When it comes to signing free agents, NBA teams receive homecourt advantage. It literally exists in the fine print, codified in a rule commonly referred to as "Bird rights." After three years' tenure, Bird rights allow teams to disregard the cap and sign their own free agents to any salary up to the maximum. They can also give longer contracts and larger raises than other teams can offer.
If other teams are chasing another team's free agent, they have their work cut out for them. They first have to create the cap room, which can take years of careful planning; just ask Knicks president Donnie Walsh. Then they get to swoop in with a smaller offer and hope the player really likes their weather.

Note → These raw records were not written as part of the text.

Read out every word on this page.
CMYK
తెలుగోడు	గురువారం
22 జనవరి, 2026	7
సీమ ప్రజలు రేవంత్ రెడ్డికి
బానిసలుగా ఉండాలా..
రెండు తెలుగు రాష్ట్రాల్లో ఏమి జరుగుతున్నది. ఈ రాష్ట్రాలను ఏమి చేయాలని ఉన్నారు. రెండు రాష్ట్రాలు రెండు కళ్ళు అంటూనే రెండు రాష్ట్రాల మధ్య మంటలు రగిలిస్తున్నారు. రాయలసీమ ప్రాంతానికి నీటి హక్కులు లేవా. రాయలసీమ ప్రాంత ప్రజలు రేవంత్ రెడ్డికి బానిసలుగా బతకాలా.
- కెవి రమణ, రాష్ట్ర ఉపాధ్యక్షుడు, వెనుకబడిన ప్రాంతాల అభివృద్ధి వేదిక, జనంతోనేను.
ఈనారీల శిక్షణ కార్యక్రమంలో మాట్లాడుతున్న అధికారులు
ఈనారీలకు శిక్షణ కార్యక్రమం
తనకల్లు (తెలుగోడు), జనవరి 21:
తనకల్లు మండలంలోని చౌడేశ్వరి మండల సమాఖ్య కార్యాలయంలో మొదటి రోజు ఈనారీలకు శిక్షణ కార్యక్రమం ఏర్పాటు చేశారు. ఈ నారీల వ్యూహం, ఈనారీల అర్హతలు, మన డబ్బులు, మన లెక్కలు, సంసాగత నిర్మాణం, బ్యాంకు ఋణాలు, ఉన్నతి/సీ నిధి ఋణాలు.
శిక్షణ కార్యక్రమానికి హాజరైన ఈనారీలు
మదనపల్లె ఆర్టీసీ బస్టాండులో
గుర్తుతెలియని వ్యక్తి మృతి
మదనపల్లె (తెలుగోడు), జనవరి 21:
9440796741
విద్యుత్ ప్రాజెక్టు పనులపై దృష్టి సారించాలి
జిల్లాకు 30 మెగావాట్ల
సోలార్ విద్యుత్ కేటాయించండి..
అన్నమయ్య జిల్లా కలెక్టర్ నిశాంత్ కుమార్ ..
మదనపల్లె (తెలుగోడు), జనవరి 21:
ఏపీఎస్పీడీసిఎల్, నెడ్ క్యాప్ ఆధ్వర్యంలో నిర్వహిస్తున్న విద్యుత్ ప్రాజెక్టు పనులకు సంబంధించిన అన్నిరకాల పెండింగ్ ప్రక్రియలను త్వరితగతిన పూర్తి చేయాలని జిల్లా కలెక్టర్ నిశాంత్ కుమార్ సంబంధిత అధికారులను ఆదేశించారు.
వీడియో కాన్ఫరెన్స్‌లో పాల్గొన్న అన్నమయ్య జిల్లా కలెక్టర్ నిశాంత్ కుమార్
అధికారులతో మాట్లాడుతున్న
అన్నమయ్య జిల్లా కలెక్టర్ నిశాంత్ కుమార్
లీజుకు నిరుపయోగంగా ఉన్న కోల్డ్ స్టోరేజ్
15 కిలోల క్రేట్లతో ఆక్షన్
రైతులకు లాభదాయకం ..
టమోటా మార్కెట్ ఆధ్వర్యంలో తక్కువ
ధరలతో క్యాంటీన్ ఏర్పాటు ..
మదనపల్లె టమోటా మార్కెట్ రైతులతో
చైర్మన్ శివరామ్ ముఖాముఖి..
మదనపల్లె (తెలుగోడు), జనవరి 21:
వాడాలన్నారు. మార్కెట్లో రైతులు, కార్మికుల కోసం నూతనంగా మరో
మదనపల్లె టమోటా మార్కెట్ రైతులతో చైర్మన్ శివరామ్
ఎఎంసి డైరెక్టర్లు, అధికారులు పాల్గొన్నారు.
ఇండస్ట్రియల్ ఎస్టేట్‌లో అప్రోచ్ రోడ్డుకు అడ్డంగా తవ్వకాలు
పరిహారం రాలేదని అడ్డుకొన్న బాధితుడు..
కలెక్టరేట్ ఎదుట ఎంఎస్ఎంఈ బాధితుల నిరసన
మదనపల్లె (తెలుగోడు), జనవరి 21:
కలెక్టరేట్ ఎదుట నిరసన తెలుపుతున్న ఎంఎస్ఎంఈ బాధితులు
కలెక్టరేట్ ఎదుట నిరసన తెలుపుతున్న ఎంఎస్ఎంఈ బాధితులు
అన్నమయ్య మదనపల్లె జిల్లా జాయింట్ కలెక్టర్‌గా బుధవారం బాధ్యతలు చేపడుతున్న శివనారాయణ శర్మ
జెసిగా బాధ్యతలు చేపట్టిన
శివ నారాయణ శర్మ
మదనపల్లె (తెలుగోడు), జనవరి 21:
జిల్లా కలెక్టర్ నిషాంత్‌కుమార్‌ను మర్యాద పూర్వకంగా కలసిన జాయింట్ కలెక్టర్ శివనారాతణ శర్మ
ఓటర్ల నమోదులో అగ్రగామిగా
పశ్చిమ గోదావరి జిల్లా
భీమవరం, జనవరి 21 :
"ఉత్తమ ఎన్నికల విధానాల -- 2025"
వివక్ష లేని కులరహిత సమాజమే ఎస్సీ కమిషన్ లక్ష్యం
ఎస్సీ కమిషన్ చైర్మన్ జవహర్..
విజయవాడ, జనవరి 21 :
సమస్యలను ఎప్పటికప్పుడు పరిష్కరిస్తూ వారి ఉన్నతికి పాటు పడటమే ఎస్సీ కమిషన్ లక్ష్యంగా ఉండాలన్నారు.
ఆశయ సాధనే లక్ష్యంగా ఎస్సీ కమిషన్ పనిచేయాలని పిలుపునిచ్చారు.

Bird rights exist because it is universally recognized that continuity is good. If the NBA was a league of superstar journeymen, fans' allegiances might shift whenever players changed addresses (which would be often), and team marketing campaigns would fall flat. It's hard for fans to be loyal to teams when they don't recognize the players leading the team. So Bird rights exist to give the player a financial incentive to stay put.
Bird rights will be front and center in this summer's free-agent-palooza. All eyes will be on LeBron James in July as he hums "Should I Stay or Should I Go" to himself, perusing identical offers from a third of the league -- and weighing them against a larger offer to stay home.
Six years with Cleveland, or five from anywhere else? Should he settle for 8 percent raises with another team when he can get 10.5 percent raises from the Cavs? The dollars add up quickly.
There's more security in that extra year. What if he's injured before he hits free agency again? What if the next collective bargaining agreement is really bad for the players? Should he lock in that extra year while he can, under the purview of the current agreement?
Decisions, decisions but Cleveland definitely has the edge here.
But is it a lock? Not necessarily -- there's a flip side to this coin.
The advantage to Bird rights can be overstated. You'll commonly see comparisons like "$125 million with Cleveland, or $96 million anywhere else." That's a no-brainer. But it's also misleading; it doesn't compare apples to apples.
For instance, if James signs a five-year deal to leave the Cavs, in all likelihood he'll eventually sign for that sixth season (and beyond) somewhere down the line. So let's compare deals of equal length -- over five years, it's $100 million with Cleveland versus $96 million anywhere else.
Now we're in the same ballpark, just 4 percent less. Close enough that other factors start to make a big difference, such as the tax situation. If he signs in Florida, for instance, he'll be playing more games in a state with no income tax. Is that enough to overcome the smaller raises? Time to call H&R Block.
James is among a new breed of superstar that has taken a savvier approach to negotiating contracts. He doesn't look at it in terms of "How much can I lock in right now?" He sees it as a balance between current earnings, career earnings and flexibility. If he's careful, he might parlay that into two or three more maximum contracts down the line before he hangs up his sneakers for good. And by signing shorter deals, he maintains the ability to re-enter the free-agent market sooner. So even though the Cavs can offer a longer deal, is that what LeBron wants?
Bottom line: It's no lock that he stays. Bird rights give the Cavs an advantage, but not a compelling one. The advantage isn't as great as commonly believed. His ultimate choice probably will be based on other factors.
In a league of jaded superstars, LeBron James' decision might be based on the noblest of reasons: the number of trophies -- not the number of dollars.